Unwinding the Skein appears to be a cut-down canvas.

Thanks to information and images provided by the owner of Unwinding the Skein, there appears to have been a third figure on the right of the canvas, but which has been cut off. The edge of the skirts of a third dress appears to be just visible.

The owner also notes how the right-hand figure on the existing work appears to have been wearing a hat, but that this has been painted over. The signature is confirmed as ‘ALS’, not ‘AS’ as suggested on the retailer’s web site.

The image is a slight puzzle, being in the style of Annie c. 1880-1890, yet of a relatively crude quality, and with the lettering of the ‘ALS’ signature more characteristic of her post-1900 work. Also, the back of the panel has another canvas pasted on, preparation for another painting. (Many thanks to R. W., the owner of the work, for these observations.)

My theory is this was painted late-1880s as a trial piece and never intended for exhibition or sale, but which was later cut down, signed and framed for exhibition/sale purposes.

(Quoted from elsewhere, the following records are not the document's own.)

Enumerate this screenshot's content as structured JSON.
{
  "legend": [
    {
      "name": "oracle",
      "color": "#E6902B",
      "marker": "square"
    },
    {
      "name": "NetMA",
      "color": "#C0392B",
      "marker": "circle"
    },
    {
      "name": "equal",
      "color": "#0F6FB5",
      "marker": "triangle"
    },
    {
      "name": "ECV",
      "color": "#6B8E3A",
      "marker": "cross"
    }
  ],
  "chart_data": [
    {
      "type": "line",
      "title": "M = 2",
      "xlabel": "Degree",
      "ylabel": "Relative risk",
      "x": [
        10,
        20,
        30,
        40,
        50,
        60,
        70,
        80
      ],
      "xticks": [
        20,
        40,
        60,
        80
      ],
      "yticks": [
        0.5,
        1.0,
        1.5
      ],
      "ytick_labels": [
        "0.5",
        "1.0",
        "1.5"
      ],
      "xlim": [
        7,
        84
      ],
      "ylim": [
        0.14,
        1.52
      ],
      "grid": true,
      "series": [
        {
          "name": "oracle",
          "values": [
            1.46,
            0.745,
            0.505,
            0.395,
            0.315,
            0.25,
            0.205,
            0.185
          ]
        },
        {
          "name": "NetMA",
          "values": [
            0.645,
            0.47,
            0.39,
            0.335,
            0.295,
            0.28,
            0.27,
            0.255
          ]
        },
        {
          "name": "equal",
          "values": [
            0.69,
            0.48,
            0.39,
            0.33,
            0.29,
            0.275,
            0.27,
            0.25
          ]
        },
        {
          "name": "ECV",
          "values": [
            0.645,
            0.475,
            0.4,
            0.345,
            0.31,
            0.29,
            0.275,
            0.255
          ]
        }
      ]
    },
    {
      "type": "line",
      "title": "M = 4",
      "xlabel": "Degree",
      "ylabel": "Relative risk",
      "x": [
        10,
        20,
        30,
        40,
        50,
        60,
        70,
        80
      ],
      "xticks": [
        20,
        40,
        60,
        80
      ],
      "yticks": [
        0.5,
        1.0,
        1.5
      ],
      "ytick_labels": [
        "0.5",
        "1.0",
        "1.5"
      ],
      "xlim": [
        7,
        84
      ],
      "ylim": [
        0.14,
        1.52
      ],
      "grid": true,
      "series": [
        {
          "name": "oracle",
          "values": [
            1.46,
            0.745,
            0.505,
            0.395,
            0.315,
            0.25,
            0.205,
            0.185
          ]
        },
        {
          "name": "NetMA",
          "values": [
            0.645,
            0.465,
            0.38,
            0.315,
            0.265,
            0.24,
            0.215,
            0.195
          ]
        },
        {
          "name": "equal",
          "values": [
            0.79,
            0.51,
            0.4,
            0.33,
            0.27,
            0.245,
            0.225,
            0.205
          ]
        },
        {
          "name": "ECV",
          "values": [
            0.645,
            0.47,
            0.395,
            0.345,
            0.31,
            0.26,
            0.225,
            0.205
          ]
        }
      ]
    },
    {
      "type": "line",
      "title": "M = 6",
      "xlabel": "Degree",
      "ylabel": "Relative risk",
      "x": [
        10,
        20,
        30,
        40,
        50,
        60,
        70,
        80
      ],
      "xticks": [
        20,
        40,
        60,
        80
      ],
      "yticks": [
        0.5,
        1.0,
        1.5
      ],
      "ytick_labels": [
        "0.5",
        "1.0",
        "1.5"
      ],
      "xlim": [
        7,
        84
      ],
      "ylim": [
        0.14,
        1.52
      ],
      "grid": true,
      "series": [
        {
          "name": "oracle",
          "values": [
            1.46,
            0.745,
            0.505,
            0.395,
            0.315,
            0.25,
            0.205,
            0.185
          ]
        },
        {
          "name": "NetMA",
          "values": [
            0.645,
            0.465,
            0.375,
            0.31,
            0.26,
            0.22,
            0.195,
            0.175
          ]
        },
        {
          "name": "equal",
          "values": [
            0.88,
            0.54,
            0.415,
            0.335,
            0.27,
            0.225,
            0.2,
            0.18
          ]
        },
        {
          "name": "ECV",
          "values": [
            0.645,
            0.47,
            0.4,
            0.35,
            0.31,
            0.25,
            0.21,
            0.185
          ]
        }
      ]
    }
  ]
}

The New Gallery catalogue for 1888 mentions an untraced work, Parcæ, depicting “three Cornish girls, with skein of wool, one in a bright red dress; half length, nearly life-size.” Perhaps this was a preparatory sketch for that work. [Addition, 11 Apr 2022: no longer the case. An article in The Queen (a newspaper), 5 Mar 1890, describes ‘Parcæ’ as “three fisher girls winding wool at a quayside … against a mass of houses darkly purpling up against an evening sky,” different to the image above. Annie may still have had thoughts about the Parcæ in mind. The parcæ were the three ‘fates’ of Roman mythology, three female deities who determined people’s destinies of men and who are often depicted in art spinning wool or working with yarn.